‘Ojuelegba’ was the ground zero for Wizkid’s entire international campaign so far. Which song on his new project can replicate what it did for him?
Wizkid’s strategy with his music is simple: tap into the full spectrum of hits, pack them into an album and watch them unfold and take over. 2014’s “Ayo (Joy)” album had instant favorites ‘Jaiye Jaiye’ and ‘In my bed’ grabbing initial headlines with their high-energy offerings thrilling fans who saw them as easy favorites.

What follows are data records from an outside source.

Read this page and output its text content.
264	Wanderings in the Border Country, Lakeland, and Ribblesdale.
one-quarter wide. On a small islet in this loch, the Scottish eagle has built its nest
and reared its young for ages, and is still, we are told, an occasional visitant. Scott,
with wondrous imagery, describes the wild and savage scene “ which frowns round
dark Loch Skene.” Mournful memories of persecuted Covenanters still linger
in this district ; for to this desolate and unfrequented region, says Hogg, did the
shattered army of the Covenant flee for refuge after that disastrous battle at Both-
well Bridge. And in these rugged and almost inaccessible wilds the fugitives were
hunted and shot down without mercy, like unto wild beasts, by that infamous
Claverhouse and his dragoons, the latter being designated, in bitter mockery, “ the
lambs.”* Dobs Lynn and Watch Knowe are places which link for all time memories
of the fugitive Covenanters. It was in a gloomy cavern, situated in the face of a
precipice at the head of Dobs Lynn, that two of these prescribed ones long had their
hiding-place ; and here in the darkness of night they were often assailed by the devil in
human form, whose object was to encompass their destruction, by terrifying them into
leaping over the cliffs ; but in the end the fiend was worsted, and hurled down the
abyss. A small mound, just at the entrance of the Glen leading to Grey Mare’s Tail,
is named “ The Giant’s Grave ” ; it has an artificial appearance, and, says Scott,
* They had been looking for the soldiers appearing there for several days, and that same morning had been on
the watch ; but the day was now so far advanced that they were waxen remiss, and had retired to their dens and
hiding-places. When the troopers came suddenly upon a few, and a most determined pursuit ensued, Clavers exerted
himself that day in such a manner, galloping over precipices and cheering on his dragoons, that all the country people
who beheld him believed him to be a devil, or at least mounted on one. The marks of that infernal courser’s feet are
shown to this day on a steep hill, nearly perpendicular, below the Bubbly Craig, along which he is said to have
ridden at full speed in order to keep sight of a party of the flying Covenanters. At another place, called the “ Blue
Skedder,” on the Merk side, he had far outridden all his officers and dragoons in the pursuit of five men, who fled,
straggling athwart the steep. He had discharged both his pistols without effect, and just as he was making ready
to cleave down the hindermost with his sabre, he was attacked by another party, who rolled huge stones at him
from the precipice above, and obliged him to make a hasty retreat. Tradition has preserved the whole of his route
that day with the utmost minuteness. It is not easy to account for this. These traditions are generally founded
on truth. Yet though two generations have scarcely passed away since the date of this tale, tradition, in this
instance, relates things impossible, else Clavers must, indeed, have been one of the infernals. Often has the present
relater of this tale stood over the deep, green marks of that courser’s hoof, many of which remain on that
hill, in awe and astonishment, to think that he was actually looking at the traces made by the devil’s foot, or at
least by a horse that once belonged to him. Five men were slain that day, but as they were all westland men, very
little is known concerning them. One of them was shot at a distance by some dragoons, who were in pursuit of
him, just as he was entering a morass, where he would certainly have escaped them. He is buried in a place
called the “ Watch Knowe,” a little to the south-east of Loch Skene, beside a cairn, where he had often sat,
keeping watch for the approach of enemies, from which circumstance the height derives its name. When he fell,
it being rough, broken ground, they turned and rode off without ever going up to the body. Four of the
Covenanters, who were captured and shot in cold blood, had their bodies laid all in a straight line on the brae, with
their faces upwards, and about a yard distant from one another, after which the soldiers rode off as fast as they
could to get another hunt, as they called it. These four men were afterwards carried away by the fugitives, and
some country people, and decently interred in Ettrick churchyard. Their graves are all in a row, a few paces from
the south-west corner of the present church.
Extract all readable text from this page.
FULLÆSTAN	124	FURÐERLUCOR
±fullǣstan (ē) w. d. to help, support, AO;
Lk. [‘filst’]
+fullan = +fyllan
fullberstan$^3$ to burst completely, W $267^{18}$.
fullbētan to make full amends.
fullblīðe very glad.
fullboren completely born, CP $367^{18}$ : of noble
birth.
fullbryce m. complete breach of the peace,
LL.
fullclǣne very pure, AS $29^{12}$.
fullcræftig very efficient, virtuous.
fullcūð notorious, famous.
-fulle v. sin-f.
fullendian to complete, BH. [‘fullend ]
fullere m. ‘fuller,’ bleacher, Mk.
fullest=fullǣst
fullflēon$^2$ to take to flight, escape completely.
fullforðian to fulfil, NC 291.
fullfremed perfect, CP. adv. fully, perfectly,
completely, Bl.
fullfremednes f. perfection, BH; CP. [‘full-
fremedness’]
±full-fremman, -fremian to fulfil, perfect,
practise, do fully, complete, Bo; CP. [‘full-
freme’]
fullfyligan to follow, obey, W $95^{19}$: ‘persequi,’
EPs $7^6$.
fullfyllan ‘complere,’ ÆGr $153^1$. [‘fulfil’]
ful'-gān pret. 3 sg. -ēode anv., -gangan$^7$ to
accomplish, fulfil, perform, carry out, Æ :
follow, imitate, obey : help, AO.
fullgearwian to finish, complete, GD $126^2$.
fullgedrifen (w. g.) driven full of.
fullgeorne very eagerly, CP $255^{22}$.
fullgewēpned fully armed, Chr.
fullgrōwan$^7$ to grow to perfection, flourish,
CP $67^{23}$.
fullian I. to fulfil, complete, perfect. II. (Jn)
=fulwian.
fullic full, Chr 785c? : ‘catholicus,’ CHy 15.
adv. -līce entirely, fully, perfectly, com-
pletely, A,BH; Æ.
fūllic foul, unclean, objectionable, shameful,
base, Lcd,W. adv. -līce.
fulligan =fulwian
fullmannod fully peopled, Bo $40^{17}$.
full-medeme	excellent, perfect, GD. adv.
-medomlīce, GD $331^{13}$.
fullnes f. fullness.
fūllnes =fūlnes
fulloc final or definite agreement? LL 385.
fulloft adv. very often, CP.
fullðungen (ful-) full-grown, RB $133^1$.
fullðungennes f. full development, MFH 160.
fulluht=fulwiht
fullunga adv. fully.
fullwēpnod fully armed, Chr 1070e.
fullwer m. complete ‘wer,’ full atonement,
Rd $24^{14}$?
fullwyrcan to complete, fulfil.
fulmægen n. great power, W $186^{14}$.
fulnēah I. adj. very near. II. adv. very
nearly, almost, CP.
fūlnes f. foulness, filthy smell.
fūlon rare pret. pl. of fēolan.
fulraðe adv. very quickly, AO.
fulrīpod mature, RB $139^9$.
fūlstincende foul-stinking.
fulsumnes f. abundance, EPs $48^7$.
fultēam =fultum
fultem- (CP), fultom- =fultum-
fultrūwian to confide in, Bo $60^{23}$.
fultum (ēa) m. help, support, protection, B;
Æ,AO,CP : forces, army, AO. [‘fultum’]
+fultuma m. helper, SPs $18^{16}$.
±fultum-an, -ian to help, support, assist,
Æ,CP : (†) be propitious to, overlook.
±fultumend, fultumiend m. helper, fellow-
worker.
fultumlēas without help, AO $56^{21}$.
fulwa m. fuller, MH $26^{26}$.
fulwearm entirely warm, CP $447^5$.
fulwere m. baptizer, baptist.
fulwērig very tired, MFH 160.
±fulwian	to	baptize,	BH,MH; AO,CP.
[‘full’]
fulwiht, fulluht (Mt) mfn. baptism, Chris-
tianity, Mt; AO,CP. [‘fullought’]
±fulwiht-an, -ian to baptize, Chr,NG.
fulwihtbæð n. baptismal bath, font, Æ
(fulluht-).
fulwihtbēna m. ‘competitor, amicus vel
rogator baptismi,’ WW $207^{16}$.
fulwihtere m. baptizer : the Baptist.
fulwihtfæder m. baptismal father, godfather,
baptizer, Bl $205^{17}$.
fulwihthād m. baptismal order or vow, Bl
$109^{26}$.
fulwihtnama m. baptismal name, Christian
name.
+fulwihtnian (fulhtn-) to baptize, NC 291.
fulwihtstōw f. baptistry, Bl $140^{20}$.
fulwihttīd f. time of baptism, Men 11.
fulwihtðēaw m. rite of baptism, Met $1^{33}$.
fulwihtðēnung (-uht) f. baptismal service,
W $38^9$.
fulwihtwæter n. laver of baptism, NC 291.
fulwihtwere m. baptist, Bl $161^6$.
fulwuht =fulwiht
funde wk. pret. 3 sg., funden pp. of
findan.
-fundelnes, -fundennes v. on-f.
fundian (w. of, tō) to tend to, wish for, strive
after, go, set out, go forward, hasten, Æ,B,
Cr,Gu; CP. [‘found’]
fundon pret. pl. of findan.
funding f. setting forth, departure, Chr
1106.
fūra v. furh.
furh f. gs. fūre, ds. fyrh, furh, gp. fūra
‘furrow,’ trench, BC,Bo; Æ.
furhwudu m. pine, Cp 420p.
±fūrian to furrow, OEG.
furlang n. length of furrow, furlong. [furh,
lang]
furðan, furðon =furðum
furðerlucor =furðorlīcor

But that was not the full story. Deep down in those albums were more hit songs which slowly creeped into the playlists of numerous fans. Of all of them, the biggest single from the project – ‘Ojuelegba’ – got the last start. Simple, unassuming, and highly addictive, the record wrapped itself around the world while no one was looking, tweaking our preferences and spreading like an invisible wildfire, until it got to the doorstep of Drake, who jumped on it and made it official.
‘Ojuelegba’ was the ground zero for Wizkid’s entire international campaign so far. It was the first record with an international appeal that opened him up for more success. ‘One Dance’, the awards, the collaborations, and now “Sounds From The Other Side” can trace their origins back to that record, which took its sweet time before unleashing itself on the world.
New mixtape “Sounds From The Other Side” is already displaying similar behaviour. At 40-minutes long, “Sounds from the Other Side” is surprisingly cohesive. Through the mixtape’s 12 tracks, Wizkid weaves in and out of Afrobeat, EDM, R&B, House and dancehall. If the singer’s next album is anything like his mixtape, he may finally have another “Superstar” under his belt.
As the album unfolds, the instant favorites are rushing to the top. Party starter ‘Daddy Yo’ is already a fan favorite, and the stormy ‘African bad gyal’ has its lovers in millions. But there’s a lot more than these bangers. ‘Picture perfect’, ‘Nobody’ and ‘Gbese’ are already on the front foot.
But guess which record holds the key to this project?
It's obviously “Sexy.”
The song produced by Sarz is unassuming. Much like ‘Ojuelegba’, it draws life from Fela Kuti’s material, becoming a younger and modern version of what the African legend created. Nobody might admit it publicly, but Wizkid might have made use of Fela’s Afrobeat old song “Oro di hun, Oro pesi je, Oro di hun!” as sample for this song with back up from Efya, who is officially recognized as a songwriter on the project.
The charms of the song is in its universal Afrobeat Rhythm, powered by its background environment. It engages you on all levels, with a floating flute line, rattles, and drumming. It is smooth and soothing, leading Wizkid on effortlessly just like the ‘Sexy’ woman he reveres across the track.
“Sexy as sugar sugar, Sexy as bread and butter… My African baby,” Wizkid rolls out the vocals, as Ghanaian singer Efya backs him up with “Sexy” background vocals, and a response that is reminiscent of Fela’s backup vocalists. It all makes so much sense musically.
Whether you think Wizkid is in tune with what’s happening in world music right now or if he’s just riding a wave on an ocean of trends, it’s hard to deny that this is a formula that works.